On the side: Once, restaurants just washed a bunch of rocket leaves and showered them with shaved parmesan. In 2023, we take our side salads seriously. Auckland menus are stuffed with cucurbits but not all the city’s cucumber dishes are created equal. Here, the hero vege is lightly soy-cured (giving it an almost compressed texture) and beautifully adorned with vaguely minty perillo leaf, puffy crackers and blobs of creamy sesame. Every sensorial base was expertly covered. Later, our waitperson confessed that even though he couldn’t stand cucumber, he loved this version.
Perfect for: Anyone who’s ever wished fine dining was more playful. Wakuwaku brings a high-end attention to detail in its fit-out, service and flavours - but the food is just so much fun.
How much: We spent $302 for two (including drinks) but you could have a much cheaper night if you started with the “chef’s choice” of six small dishes at $38 per person (minimum of two people).
If there was a religion called “Japanese restaurant”, then I’d sign my life over to it immediately. I’d devote my life to mastering the old testament of teriyaki and tofu and the new testament of tempura and tonkatsu. I’d eschew my cheese toastie and pasta bake ways in favour of okonomiyaki and tuna tataki ’til the end of my days. And if holy drinks lists were all like Wakuwaku’s, then my taste buds would be happy ’til the rapture cometh. I’d start with a Shochu Highball cocktail, then the beer, while the cider-inclined can shimmy along with brews from Founders, Garage Project, Fortune Favours, Sawmill and Abel. As a sake fan, I’d be launching into a 120ml of Ippin Junmai Chokara or a dry Hakutsuru Toji-Kan to shiver my timbers. Moving on to something more substantial, yet sticking to the Japanese flavour-train, a glass of Dasai Jyunmai Daiginjyo, Sparkling Sake NV, a Grace Wine “Gris De Koshu” 2020, a Kumamoto Wine “Kikuka” Chardonnay NV, a Folium Rosé by Takaki Okada or a Sato “Northburn” Pinot Noir 2019 will slake any thirst and soothe any wallet because EVERYTHING IS AVAILABLE BY THE GLASS.

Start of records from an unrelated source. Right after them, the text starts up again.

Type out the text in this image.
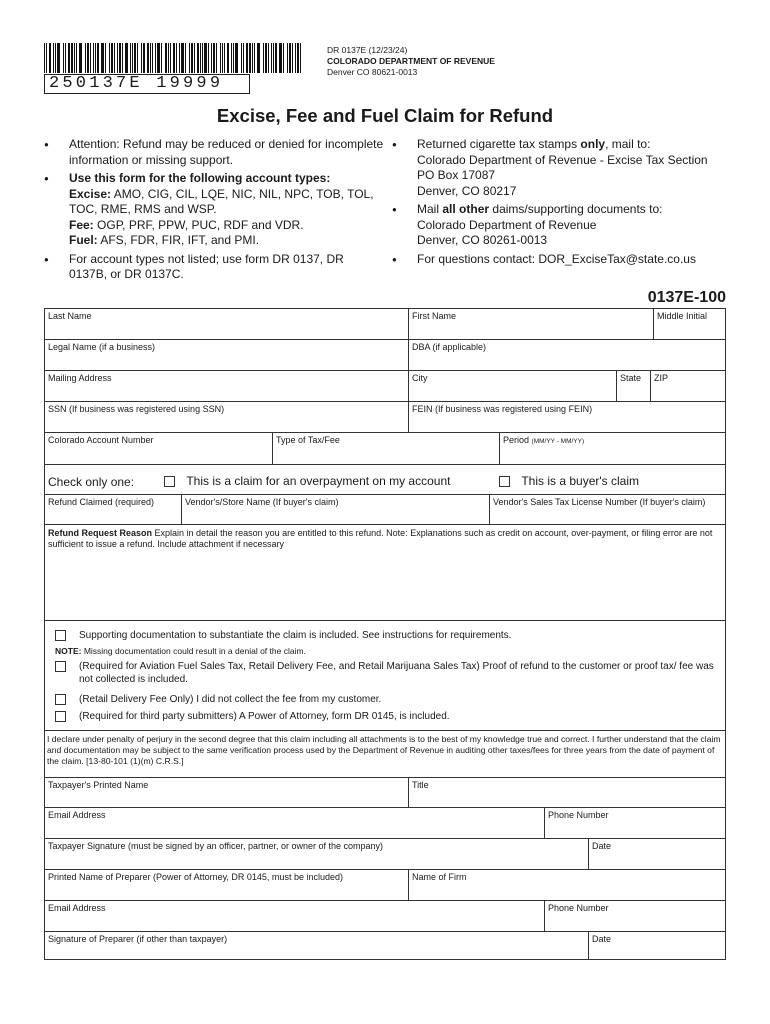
250137E 19999
DR 0137E (12/23/24)
COLORADO DEPARTMENT OF REVENUE
Denver CO 80621-0013
Excise, Fee and Fuel Claim for Refund
● Attention: Refund may be reduced or denied for incomplete information or missing support.
● Use this form for the following account types:
Excise: AMO, CIG, CIL, LQE, NIC, NIL, NPC, TOB, TOL, TOC, RME, RMS and WSP.
Fee: OGP, PRF, PPW, PUC, RDF and VDR.
Fuel: AFS, FDR, FIR, IFT, and PMI.
● For account types not listed; use form DR 0137, DR 0137B, or DR 0137C.
● Returned cigarette tax stamps only, mail to:
Colorado Department of Revenue - Excise Tax Section
PO Box 17087
Denver, CO 80217
● Mail all other daims/supporting documents to:
Colorado Department of Revenue
Denver, CO 80261-0013
● For questions contact: DOR_ExciseTax@state.co.us
0137E-100
Last Name	First Name	Middle Initial
Legal Name (if a business)	DBA (if applicable)
Mailing Address	City	State	ZIP
SSN (If business was registered using SSN)	FEIN (If business was registered using FEIN)
Colorado Account Number	Type of Tax/Fee	Period (MM/YY - MM/YY)
Check only one:	This is a claim for an overpayment on my account	This is a buyer's claim
Refund Claimed (required)	Vendor's/Store Name (If buyer's claim)	Vendor's Sales Tax License Number (If buyer's claim)
Refund Request Reason Explain in detail the reason you are entitled to this refund. Note: Explanations such as credit on account, over-payment, or filing error are not sufficient to issue a refund. Include attachment if necessary
Supporting documentation to substantiate the claim is included. See instructions for requirements.
NOTE: Missing documentation could result in a denial of the claim.
(Required for Aviation Fuel Sales Tax, Retail Delivery Fee, and Retail Marijuana Sales Tax) Proof of refund to the customer or proof tax/ fee was not collected is included.
(Retail Delivery Fee Only) I did not collect the fee from my customer.
(Required for third party submitters) A Power of Attorney, form DR 0145, is included.
I declare under penalty of perjury in the second degree that this claim including all attachments is to the best of my knowledge true and correct. I further understand that the claim and documentation may be subject to the same verification process used by the Department of Revenue in auditing other taxes/fees for three years from the date of payment of the claim. [13-80-101 (1)(m) C.R.S.]
Taxpayer's Printed Name	Title
Email Address	Phone Number
Taxpayer Signature (must be signed by an officer, partner, or owner of the company)	Date
Printed Name of Preparer (Power of Attorney, DR 0145, must be included)	Name of Firm
Email Address	Phone Number
Signature of Preparer (if other than taxpayer)	Date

I’ve never seen a restaurant do this before and it fills me with joy. There’s Haku vodka, Roku gin and Ki No Bi gin from Japan as well as Suntory Toki, Kaku, The Chita and Old Whisky - Nikka “Miyagikyo” single malt, Takersuru pure malt, Hibiki “Japanese Harmony”, Yamazaki Distillers Reserve, Hakushu Distillers Edition and Hakushu 12-year-old whiskeys from Japan as well.
Top marks to Wakuwaku for having tasty, grown-up, non-alc options too. A 0 per cent No-Groni cocktail to start and a 0.5 per cent Sawmill beer keeps everything in driving distance, hey.